Hello World in SPARK
When it comes to Distributed Computing, Word Count can be considered as the "Hello World" !!
And what better ways to start if there is a REPL (read-eval-print loop, CLI).
So build SPARK from source and start the spark-shell.cmd (in Windows). If you have not yet built it, here is a guide about how to do it in Windows.
Here is our first Woed Count in SPARK. I am assuming, you know scala.
When you open the REPL, Spark context is available there as sc
scala> val file = sc.textFile("C:\somefile.txt")
This will create the Text File RDD from the local file.

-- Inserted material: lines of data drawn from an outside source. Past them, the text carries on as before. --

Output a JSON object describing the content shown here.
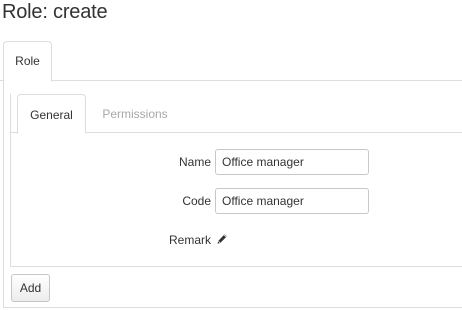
{
  "page": {
    "title": "Role: create"
  },
  "outer_tabs": [
    {
      "label": "Role",
      "active": true
    }
  ],
  "inner_tabs": [
    {
      "label": "General",
      "active": true
    },
    {
      "label": "Permissions",
      "active": false
    }
  ],
  "form": {
    "name": {
      "label": "Name",
      "value": "Office manager"
    },
    "code": {
      "label": "Code",
      "value": "Office manager"
    },
    "remark": {
      "label": "Remark",
      "icon": "pencil-icon"
    }
  },
  "actions": {
    "add_label": "Add"
  },
  "colors": {
    "border": "#dddddd",
    "inactive_tab_text": "#a8a8a8",
    "text": "#333333"
  }
}
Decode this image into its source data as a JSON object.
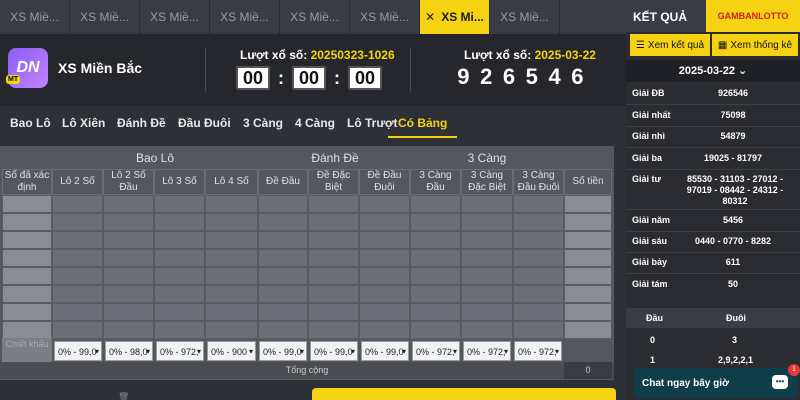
{
  "tabs": [
    "XS Miề...",
    "XS Miề...",
    "XS Miề...",
    "XS Miề...",
    "XS Miề...",
    "XS Miề...",
    "XS Mi...",
    "XS Miề..."
  ],
  "active_tab_index": 6,
  "header": {
    "title": "XS Miền Bắc",
    "logo_text": "DN",
    "logo_badge": "MT",
    "draw_no_label": "Lượt xổ số: ",
    "draw_no_value": "20250323-1026",
    "timer": [
      "00",
      "00",
      "00"
    ],
    "draw_date_label": "Lượt xổ số: ",
    "draw_date_value": "2025-03-22",
    "numbers": [
      "9",
      "2",
      "6",
      "5",
      "4",
      "6"
    ]
  },
  "category_tabs": [
    "Bao Lô",
    "Lô Xiên",
    "Đánh Đề",
    "Đầu Đuôi",
    "3 Càng",
    "4 Càng",
    "Lô Trượt",
    "Có Bảng"
  ],
  "active_category": "Có Bảng",
  "table": {
    "groups": [
      "Bao Lô",
      "Đánh Đề",
      "3 Càng"
    ],
    "columns": [
      "Số đã xác định",
      "Lô 2 Số",
      "Lô 2 Số Đầu",
      "Lô 3 Số",
      "Lô 4 Số",
      "Đề Đầu",
      "Đề Đặc Biệt",
      "Đề Đầu Đuôi",
      "3 Càng Đầu",
      "3 Càng Đặc Biệt",
      "3 Càng Đầu Đuôi",
      "Số tiền"
    ],
    "discount_label": "Chiết khấu",
    "discounts": [
      "0% - 99,0",
      "0% - 98,0",
      "0% - 972,",
      "0% - 900",
      "0% - 99,0",
      "0% - 99,0",
      "0% - 99,0",
      "0% - 972,",
      "0% - 972,",
      "0% - 972,"
    ],
    "total_label": "Tổng cộng",
    "total_value": "0"
  },
  "sidebar": {
    "title": "KẾT QUẢ",
    "brand": "GAMBANLOTTO",
    "view_results": "Xem kết quả",
    "view_stats": "Xem thống kê",
    "date": "2025-03-22 ⌄",
    "results": [
      {
        "label": "Giải ĐB",
        "value": "926546"
      },
      {
        "label": "Giải nhất",
        "value": "75098"
      },
      {
        "label": "Giải nhì",
        "value": "54879"
      },
      {
        "label": "Giải ba",
        "value": "19025 - 81797"
      },
      {
        "label": "Giải tư",
        "value": "85530 - 31103 - 27012 - 97019 - 08442 - 24312 - 80312"
      },
      {
        "label": "Giải năm",
        "value": "5456"
      },
      {
        "label": "Giải sáu",
        "value": "0440 - 0770 - 8282"
      },
      {
        "label": "Giải bảy",
        "value": "611"
      },
      {
        "label": "Giải tám",
        "value": "50"
      }
    ],
    "dd_head": [
      "Đầu",
      "Đuôi"
    ],
    "dd_rows": [
      {
        "dau": "0",
        "duoi": "3"
      },
      {
        "dau": "1",
        "duoi": "2,9,2,2,1"
      }
    ],
    "chat": "Chat ngay bây giờ",
    "chat_badge": "1",
    "accent": "#f5d312"
  }
}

You can also create the RDD from HDFS or other Hadoop-supported filesystem, or HTTP, HTTPS, FTP hdfs://, s3://, kfs://,file://, etc URI
scala> val words = file.flatMap(_.split(" "))
This is going to flatten the lines and split it into List of words.
scala> words.count()
This will count the number of words.
scala> words.distinct().count()
Count of unique words.
scala> val wordCounts = words.map(x => (x, 1)).reduceByKey(_ + _)

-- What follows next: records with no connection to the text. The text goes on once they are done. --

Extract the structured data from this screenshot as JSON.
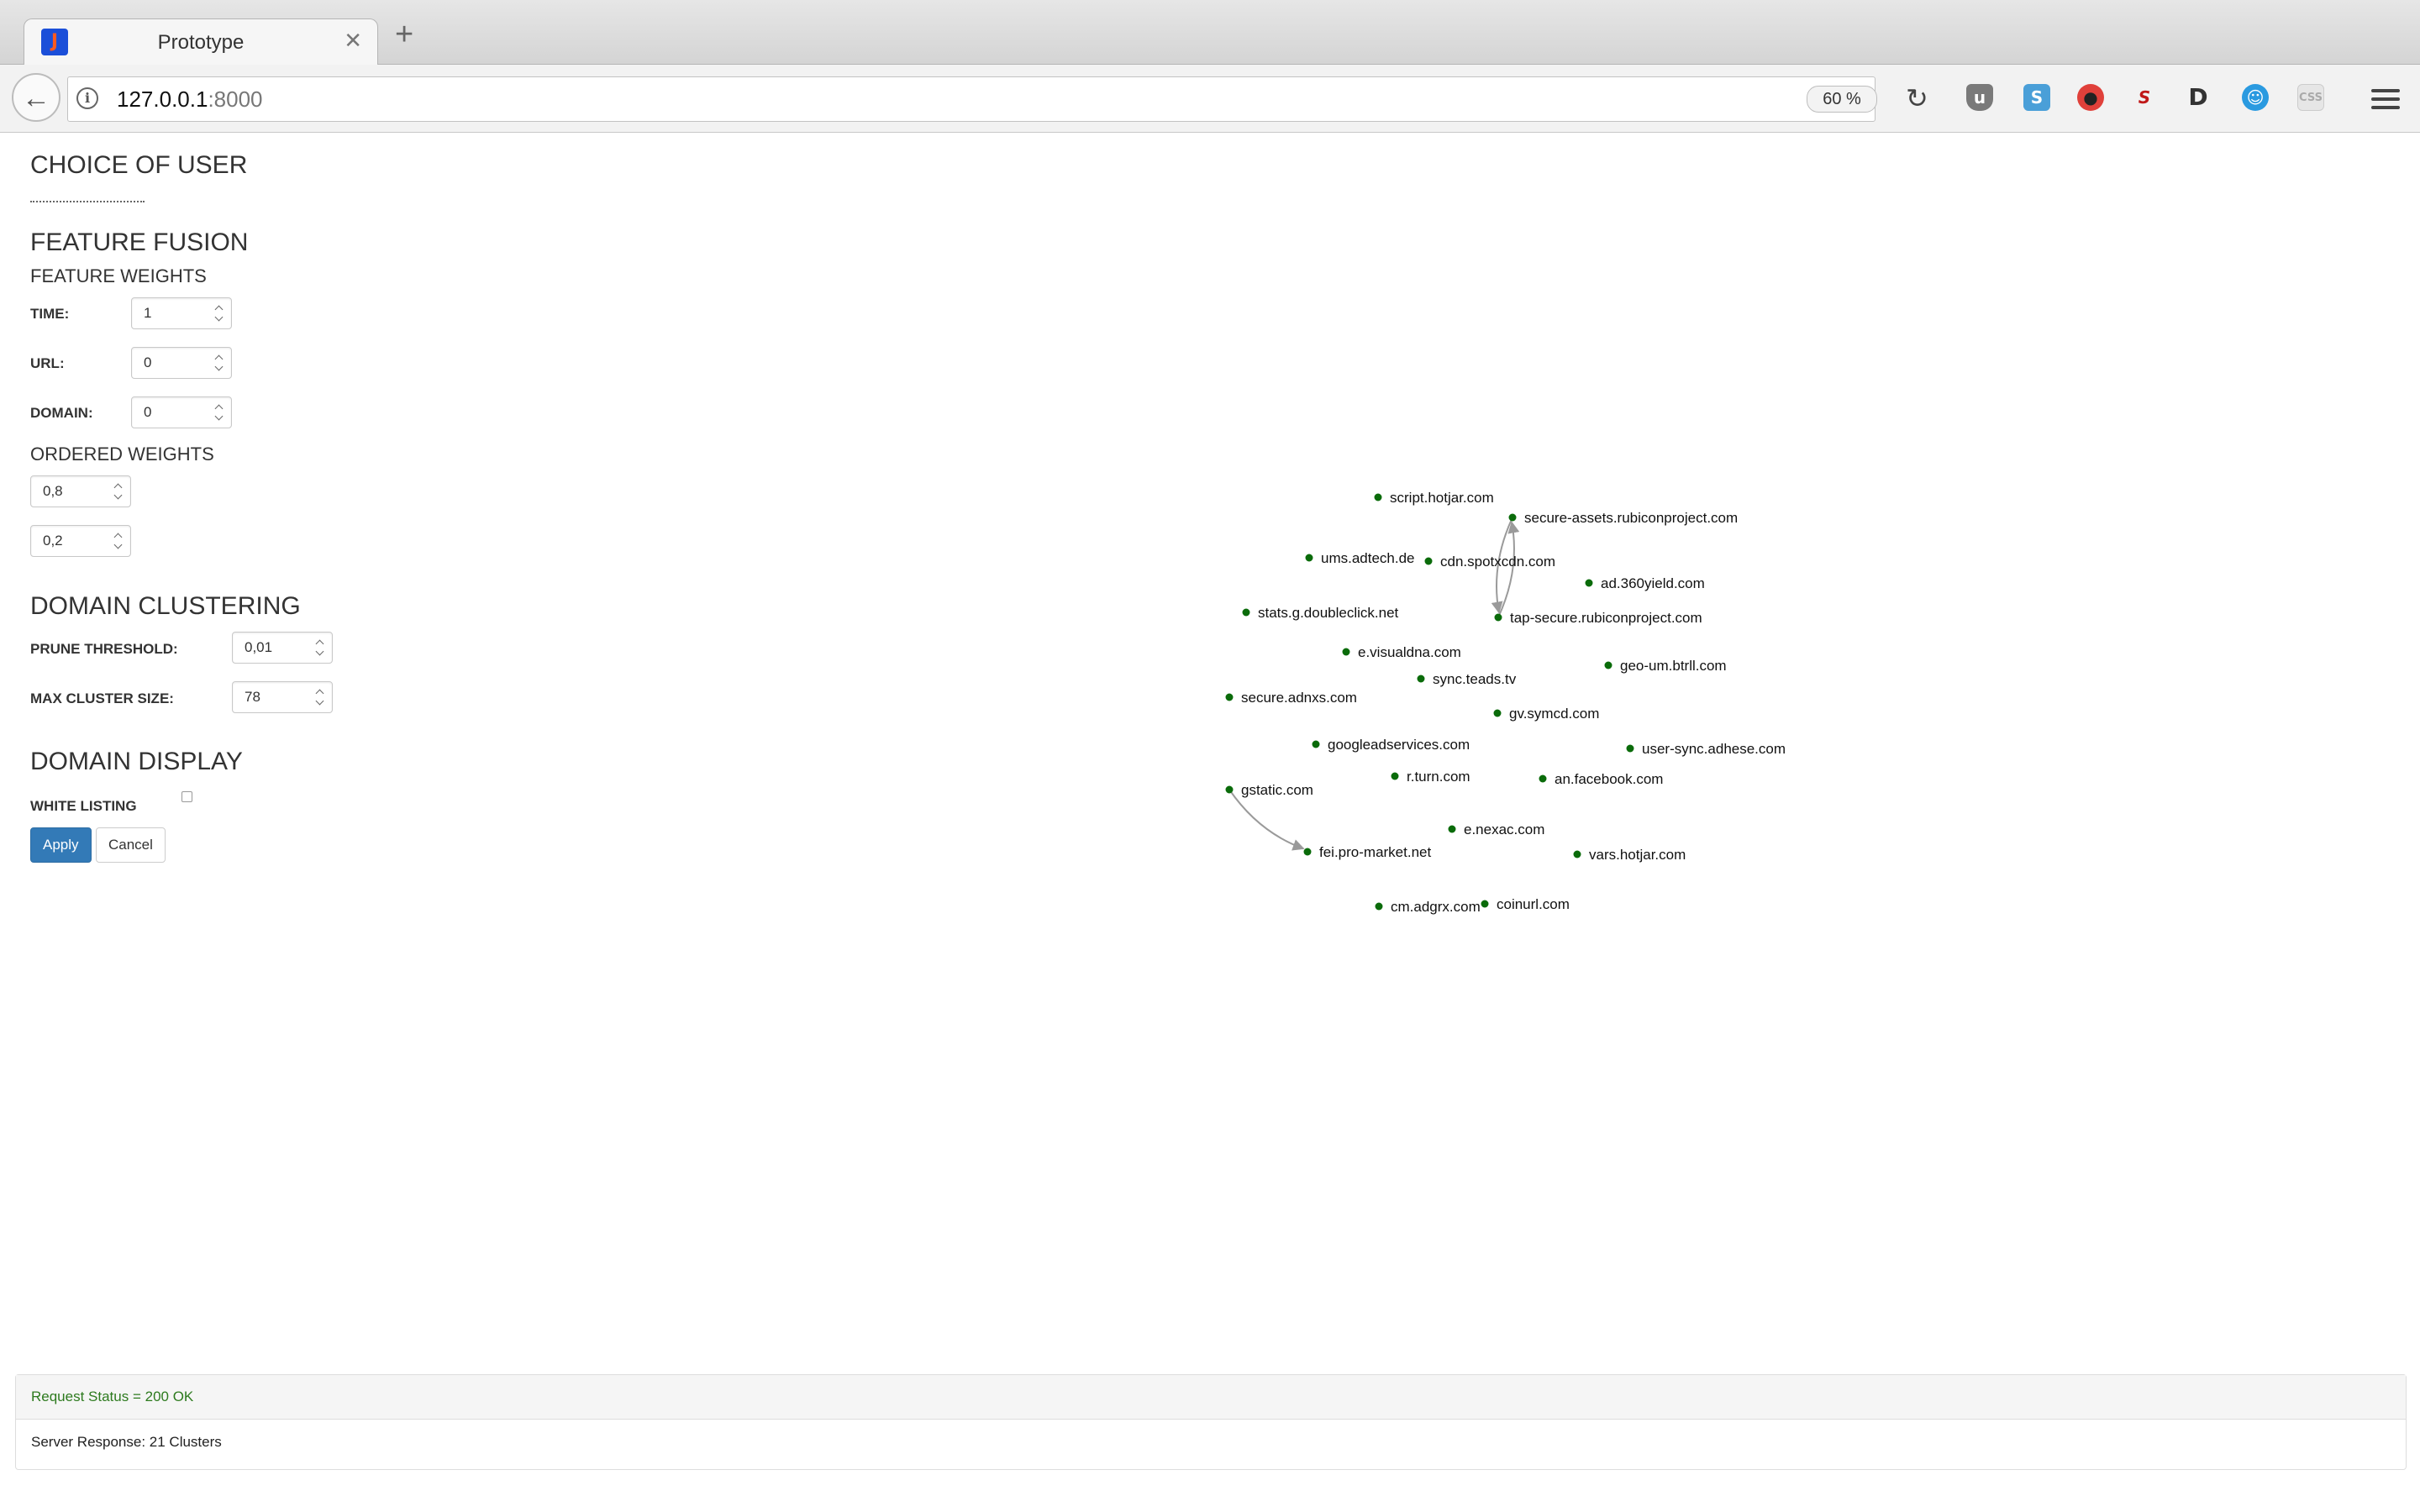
{
  "browser": {
    "tab_title": "Prototype",
    "tab_close": "✕",
    "new_tab": "+",
    "url_host": "127.0.0.1",
    "url_port": ":8000",
    "zoom": "60 %"
  },
  "sections": {
    "choice_of_user": "CHOICE OF USER",
    "feature_fusion": "FEATURE FUSION",
    "feature_weights": "FEATURE WEIGHTS",
    "ordered_weights": "ORDERED WEIGHTS",
    "domain_clustering": "DOMAIN CLUSTERING",
    "domain_display": "DOMAIN DISPLAY"
  },
  "fields": {
    "time_label": "TIME:",
    "time_value": "1",
    "url_label": "URL:",
    "url_value": "0",
    "domain_label": "DOMAIN:",
    "domain_value": "0",
    "ordered_weight_1": "0,8",
    "ordered_weight_2": "0,2",
    "prune_threshold_label": "PRUNE THRESHOLD:",
    "prune_threshold_value": "0,01",
    "max_cluster_size_label": "MAX CLUSTER SIZE:",
    "max_cluster_size_value": "78",
    "white_listing_label": "WHITE LISTING",
    "white_listing_checked": false
  },
  "buttons": {
    "apply": "Apply",
    "cancel": "Cancel"
  },
  "graph": {
    "nodes": [
      {
        "id": "script.hotjar.com",
        "label": "script.hotjar.com"
      },
      {
        "id": "secure-assets.rubiconproject.com",
        "label": "secure-assets.rubiconproject.com"
      },
      {
        "id": "ums.adtech.de",
        "label": "ums.adtech.de"
      },
      {
        "id": "cdn.spotxcdn.com",
        "label": "cdn.spotxcdn.com"
      },
      {
        "id": "ad.360yield.com",
        "label": "ad.360yield.com"
      },
      {
        "id": "stats.g.doubleclick.net",
        "label": "stats.g.doubleclick.net"
      },
      {
        "id": "tap-secure.rubiconproject.com",
        "label": "tap-secure.rubiconproject.com"
      },
      {
        "id": "e.visualdna.com",
        "label": "e.visualdna.com"
      },
      {
        "id": "geo-um.btrll.com",
        "label": "geo-um.btrll.com"
      },
      {
        "id": "sync.teads.tv",
        "label": "sync.teads.tv"
      },
      {
        "id": "secure.adnxs.com",
        "label": "secure.adnxs.com"
      },
      {
        "id": "gv.symcd.com",
        "label": "gv.symcd.com"
      },
      {
        "id": "googleadservices.com",
        "label": "googleadservices.com"
      },
      {
        "id": "user-sync.adhese.com",
        "label": "user-sync.adhese.com"
      },
      {
        "id": "r.turn.com",
        "label": "r.turn.com"
      },
      {
        "id": "an.facebook.com",
        "label": "an.facebook.com"
      },
      {
        "id": "gstatic.com",
        "label": "gstatic.com"
      },
      {
        "id": "e.nexac.com",
        "label": "e.nexac.com"
      },
      {
        "id": "fei.pro-market.net",
        "label": "fei.pro-market.net"
      },
      {
        "id": "vars.hotjar.com",
        "label": "vars.hotjar.com"
      },
      {
        "id": "cm.adgrx.com",
        "label": "cm.adgrx.com"
      },
      {
        "id": "coinurl.com",
        "label": "coinurl.com"
      }
    ],
    "edges": [
      {
        "source": "tap-secure.rubiconproject.com",
        "target": "secure-assets.rubiconproject.com"
      },
      {
        "source": "secure-assets.rubiconproject.com",
        "target": "tap-secure.rubiconproject.com"
      },
      {
        "source": "gstatic.com",
        "target": "fei.pro-market.net"
      }
    ],
    "node_color": "#0a6b0a",
    "edge_color": "#9a9a9a"
  },
  "status": {
    "request": "Request Status = 200 OK",
    "response": "Server Response: 21 Clusters"
  },
  "extensions": [
    "ublock-icon",
    "s-extension-icon",
    "red-extension-icon",
    "sj-extension-icon",
    "d-extension-icon",
    "profile-icon",
    "css-icon"
  ]
}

map will convert the list of words to (word, 1) sequence. Now the shuffle stage transformation reduceByKey will reduce it to a dataset of (word, total count of this word) form. All Transformation are lazy operation. So we need to perform an Action to execute and return the output to the driver program.
scala> wordCounts.saveAsTextFile("sparkHelloWord")
We want to modify this further and want to sort it starting from maximum times a word appears to the least (decreasing order). Unfortunately, we do not have sortByValue, but we have sortByKey. So we have to reverse the order of key and value and then sortByKey and the reverse it again.
scala> val wordCounts = words.map(x => (x, 1)).reduceByKey(_ + _).map{case(x,y) => (y,x)}.sortByKey(false).map{case(i,j) => (j, i)}
The following Action will print the top 5 words in the console
scala> wordCounts.take(5)
In our tutorial above we are doing multiple operations on words and it make sense that we cache it in memory after we compute words, as,
scala> words.cache()